昨日はいろいろあって、帰りが遅くなったので、川崎駅の近くに新しく出来た「すき家」で晩飯を食べることにした。
2月14日には必ず、吉野家で「大盛り、ねぎだく、ギョク!!」を食うぐらいの吉野家ファンであるオレにとって、すき家なんて入るだけで、ものすっごい久しぶりである。2年近く入った事なかったんじゃないか?
というわけで、なんか新しいメニューである、「高菜明太マヨ牛丼」を注文。
・・・なにこれww
九州発とか言ってるけど、ぜったいウソだろww こんなの誰が最初に思いついたんだろう・・・そして、誰が最初に作ったんだろう・・・なんかもう、牛丼バカにしてるとしか思えねえ。

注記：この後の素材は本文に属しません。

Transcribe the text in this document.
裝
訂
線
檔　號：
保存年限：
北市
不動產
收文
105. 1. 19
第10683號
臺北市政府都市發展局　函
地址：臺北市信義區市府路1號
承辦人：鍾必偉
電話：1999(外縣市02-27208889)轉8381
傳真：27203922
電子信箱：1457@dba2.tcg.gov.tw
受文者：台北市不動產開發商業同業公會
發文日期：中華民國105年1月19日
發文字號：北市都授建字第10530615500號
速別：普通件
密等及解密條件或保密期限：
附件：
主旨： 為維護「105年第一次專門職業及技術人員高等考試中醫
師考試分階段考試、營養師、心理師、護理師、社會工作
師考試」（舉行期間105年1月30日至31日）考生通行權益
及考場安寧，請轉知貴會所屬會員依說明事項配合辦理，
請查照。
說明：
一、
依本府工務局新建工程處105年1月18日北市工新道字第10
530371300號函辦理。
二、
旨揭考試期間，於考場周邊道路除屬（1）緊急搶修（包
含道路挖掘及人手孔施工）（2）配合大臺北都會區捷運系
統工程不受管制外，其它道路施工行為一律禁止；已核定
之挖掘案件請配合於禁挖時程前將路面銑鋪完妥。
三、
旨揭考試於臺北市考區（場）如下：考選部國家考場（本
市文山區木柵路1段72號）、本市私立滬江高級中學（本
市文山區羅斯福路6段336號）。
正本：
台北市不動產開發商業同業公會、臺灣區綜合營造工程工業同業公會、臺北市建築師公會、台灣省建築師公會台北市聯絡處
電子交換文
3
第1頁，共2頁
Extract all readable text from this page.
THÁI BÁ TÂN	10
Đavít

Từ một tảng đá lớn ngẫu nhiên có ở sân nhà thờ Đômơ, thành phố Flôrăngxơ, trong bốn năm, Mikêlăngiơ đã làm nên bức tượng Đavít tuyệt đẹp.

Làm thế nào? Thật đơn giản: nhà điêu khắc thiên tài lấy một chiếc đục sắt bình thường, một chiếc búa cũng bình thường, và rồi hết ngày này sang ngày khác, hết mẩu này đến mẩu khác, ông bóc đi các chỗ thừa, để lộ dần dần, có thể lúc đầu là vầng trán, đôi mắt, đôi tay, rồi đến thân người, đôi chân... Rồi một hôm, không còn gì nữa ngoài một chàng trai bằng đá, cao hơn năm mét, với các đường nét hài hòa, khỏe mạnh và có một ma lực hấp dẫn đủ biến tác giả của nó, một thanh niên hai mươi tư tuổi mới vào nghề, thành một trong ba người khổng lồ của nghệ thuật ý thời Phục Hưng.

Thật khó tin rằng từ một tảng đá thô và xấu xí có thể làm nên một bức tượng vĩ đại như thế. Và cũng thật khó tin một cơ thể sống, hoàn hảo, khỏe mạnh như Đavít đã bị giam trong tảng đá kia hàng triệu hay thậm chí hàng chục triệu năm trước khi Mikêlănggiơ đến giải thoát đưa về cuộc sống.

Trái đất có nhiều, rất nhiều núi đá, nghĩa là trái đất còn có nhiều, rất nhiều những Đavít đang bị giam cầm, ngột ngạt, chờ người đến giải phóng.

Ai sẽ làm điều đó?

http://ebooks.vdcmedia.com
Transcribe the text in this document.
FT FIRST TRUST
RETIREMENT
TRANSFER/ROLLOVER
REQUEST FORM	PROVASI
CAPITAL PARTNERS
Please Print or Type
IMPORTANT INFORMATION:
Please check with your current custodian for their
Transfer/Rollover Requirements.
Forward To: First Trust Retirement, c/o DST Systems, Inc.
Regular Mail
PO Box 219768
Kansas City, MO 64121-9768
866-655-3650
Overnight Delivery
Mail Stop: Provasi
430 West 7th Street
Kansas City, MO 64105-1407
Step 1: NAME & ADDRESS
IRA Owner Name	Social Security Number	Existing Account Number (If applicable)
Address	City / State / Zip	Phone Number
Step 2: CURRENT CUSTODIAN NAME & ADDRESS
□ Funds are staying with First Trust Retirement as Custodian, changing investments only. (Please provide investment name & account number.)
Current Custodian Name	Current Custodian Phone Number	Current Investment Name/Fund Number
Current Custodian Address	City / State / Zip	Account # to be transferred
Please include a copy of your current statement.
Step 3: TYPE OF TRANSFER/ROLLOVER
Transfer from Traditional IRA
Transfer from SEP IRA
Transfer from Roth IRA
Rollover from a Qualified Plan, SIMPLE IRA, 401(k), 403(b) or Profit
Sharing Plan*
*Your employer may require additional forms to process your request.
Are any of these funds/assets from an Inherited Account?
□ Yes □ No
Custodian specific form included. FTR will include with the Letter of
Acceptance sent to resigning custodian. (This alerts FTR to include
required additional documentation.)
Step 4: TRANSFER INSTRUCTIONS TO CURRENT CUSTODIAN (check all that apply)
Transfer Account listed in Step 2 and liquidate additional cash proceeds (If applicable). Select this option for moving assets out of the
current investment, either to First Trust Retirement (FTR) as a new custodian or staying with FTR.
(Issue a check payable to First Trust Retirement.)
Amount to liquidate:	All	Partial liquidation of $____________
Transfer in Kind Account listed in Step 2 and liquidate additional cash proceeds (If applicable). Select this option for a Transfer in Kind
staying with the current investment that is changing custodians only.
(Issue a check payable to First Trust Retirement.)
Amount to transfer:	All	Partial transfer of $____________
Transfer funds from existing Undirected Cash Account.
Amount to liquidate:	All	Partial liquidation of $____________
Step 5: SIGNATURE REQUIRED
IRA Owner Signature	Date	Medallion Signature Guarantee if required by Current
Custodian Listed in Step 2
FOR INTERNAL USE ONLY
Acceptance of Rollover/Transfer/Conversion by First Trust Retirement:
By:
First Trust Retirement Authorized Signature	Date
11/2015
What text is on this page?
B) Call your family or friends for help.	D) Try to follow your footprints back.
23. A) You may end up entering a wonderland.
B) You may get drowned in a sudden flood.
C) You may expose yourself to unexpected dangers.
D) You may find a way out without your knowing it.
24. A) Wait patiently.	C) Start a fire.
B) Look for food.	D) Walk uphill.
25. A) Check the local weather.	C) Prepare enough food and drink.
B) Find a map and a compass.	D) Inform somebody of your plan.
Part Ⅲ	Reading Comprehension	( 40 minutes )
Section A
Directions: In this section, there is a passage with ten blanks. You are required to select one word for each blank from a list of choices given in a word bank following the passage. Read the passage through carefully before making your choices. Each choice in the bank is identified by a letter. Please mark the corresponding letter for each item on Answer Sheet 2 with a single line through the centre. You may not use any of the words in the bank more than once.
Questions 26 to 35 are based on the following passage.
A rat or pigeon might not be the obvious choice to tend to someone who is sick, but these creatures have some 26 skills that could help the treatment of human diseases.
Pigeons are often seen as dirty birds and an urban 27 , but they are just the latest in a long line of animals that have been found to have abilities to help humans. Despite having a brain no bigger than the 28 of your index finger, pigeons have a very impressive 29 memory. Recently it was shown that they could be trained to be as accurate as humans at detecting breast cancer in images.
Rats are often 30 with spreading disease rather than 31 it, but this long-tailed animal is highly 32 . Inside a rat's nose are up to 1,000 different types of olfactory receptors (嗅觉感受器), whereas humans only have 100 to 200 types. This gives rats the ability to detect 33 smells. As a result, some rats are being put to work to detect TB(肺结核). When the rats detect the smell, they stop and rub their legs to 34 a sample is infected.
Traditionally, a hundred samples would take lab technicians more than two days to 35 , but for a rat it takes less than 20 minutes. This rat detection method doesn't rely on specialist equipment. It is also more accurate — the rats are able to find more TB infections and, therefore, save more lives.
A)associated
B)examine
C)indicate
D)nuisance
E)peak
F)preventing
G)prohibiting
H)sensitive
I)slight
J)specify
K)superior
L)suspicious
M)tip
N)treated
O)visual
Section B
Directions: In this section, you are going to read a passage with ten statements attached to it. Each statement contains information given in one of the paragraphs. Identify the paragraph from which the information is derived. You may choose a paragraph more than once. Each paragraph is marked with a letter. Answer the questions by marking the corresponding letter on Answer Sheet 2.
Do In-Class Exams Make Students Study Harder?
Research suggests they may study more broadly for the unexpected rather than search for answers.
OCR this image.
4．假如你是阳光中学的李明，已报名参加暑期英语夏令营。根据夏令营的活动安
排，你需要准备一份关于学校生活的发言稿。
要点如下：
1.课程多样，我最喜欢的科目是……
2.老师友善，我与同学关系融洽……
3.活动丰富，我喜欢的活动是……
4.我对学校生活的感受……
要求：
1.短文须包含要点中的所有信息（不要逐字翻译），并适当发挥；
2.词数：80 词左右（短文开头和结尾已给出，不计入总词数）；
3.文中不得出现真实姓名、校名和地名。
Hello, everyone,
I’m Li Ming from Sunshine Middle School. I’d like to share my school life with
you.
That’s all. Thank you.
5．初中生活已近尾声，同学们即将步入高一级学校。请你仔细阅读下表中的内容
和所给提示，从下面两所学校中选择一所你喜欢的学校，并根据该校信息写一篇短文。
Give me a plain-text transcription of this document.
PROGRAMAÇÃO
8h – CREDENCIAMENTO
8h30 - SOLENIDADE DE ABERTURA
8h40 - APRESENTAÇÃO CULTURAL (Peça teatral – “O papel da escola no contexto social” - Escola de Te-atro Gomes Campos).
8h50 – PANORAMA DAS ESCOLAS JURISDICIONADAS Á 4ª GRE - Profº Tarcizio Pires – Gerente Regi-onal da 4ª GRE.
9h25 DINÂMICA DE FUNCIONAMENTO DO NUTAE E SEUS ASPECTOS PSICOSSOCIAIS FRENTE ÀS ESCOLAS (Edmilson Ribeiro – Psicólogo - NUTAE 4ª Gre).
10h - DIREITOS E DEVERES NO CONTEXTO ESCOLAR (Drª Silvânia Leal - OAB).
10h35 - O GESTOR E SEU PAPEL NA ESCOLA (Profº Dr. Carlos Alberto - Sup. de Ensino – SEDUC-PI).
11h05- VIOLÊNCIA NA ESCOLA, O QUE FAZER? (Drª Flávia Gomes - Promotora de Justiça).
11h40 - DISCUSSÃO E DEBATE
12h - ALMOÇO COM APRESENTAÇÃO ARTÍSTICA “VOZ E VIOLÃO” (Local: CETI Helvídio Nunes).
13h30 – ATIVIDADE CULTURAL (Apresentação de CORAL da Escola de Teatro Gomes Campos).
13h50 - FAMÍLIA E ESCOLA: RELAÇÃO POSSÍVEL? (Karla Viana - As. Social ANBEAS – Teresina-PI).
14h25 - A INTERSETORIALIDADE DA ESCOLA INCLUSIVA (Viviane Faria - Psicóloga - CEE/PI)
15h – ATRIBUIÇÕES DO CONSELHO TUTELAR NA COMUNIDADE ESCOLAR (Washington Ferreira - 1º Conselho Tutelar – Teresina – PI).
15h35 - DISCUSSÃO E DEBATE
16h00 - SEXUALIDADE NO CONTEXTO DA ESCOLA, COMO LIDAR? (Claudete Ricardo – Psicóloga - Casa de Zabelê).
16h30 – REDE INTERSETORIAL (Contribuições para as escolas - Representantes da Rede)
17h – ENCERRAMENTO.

ちなみに、味はなんちゅうか、良くわからんw マヨネーズと高菜が妙に主張しまくって、牛丼食ってるのか、高菜ご飯にマヨネーズかけて食ってるのか、もう意味不明。マズイって訳ではないんだけど、なんちゅうか微妙と言って間違いないでしょうよ。
ところで、すき家ってメニューの数が膨大にあるんですね。その数、牛丼と豚丼だけでなんと
18種類!!カレーとか定食も合わせると、50近いメニューがあるんすよ。でも、実際は、ベースとなる牛丼、豚丼に対して、トッピングがチーズやら、ネギ玉やら、麻婆茄子やら、キムチやら、バジルトマトやら・・・と8種類もあるってわけで、要はその組み合わせで、メニュー数が膨大な数になっているという訳です。
これは、いわゆるモジュラー型のアーキテクチャを牛丼に取り入れているという風に捉える事ができると思います。すなわち、牛丼・豚丼というプラットフォームを規定し、上にのっけるだけというインターフェースを決めてしまえば、後は、牛丼・豚丼自身はそのままでも、上に載せる具だけを開発すれば良いので、短期間に多様なメニューを実現でき、客を飽きさせないという戦略をとっていると考えられます。
んで、そんなことを考えながら、牛丼だけの部分を食べてみると、まあなんか特徴のない味なんすよね。トッピングがどんなものでも、ある程度合わせられる(逆に言うと、トッピング自身の味が強烈に出る)牛丼に仕上げていると言えるのかもしれません。
さて、業界のドンである吉野家の場合はどうでしょう?
吉野家は、すき家と比べると圧倒的にメニューが少ないです。牛丼、豚丼、それに各種定食。店舗によって牛焼き肉丼やカレーなんかがある店もありますが、ほとんどは狂牛病でアメリカ産牛肉の輸入が禁止されたために、仕方なく増やしたというのが、実情です。実際、それ以前までは牛丼と定食のみという、ものすごい少数精鋭の品揃えでした。
これは、自らの専門分野に特化し、強みを活かすという意味合いもありますが、すき家との比較で言えば、牛丼を作るのにインテグラル型のアーキテクチャを取り入れているという捉え方も出来ます。すなわち、「吉野家の牛丼の味」という他社に真似されない一品を作るために、肉、タレ、たまねぎといった各具材を徹底的にすり合わせるという考え方です。吉野家の社長は、たかだか380円(かつては250円)の牛丼の味について、「吉野家の味を守る」という発言をどっかでwしています。事実、狂牛病によってアメリカ産牛肉の輸入が禁止されたとき、他社がOGビーフを使って早々と牛丼を復活したのに対し、アメリカ産でなければ「吉野家の味」を作れないと言って、頑なに牛丼復活を延期したことがその証明と言えるでしょう。
インテグラル型のアプローチによって、オンリーワンの味を追求しているがゆえに、吉野家の牛丼には固定ファンが多くついているとも言えるかもしれません。ただし、デメリットとして狂牛病騒ぎで発覚したように、一つでもパーツが欠けると、全体が作れなくなってしまうというリスクはあります。同じインテグラル型である自動車でも、以前このような事件がありました。
両社の対照的なアプローチを見ることで、たかが牛丼で、なんか経営理論っぽい事を語ってみましたが、結局何が言いたいかというと、オレも吉野家の牛丼が好きなんですよって事を再確認したなぁという、それだけの事でした。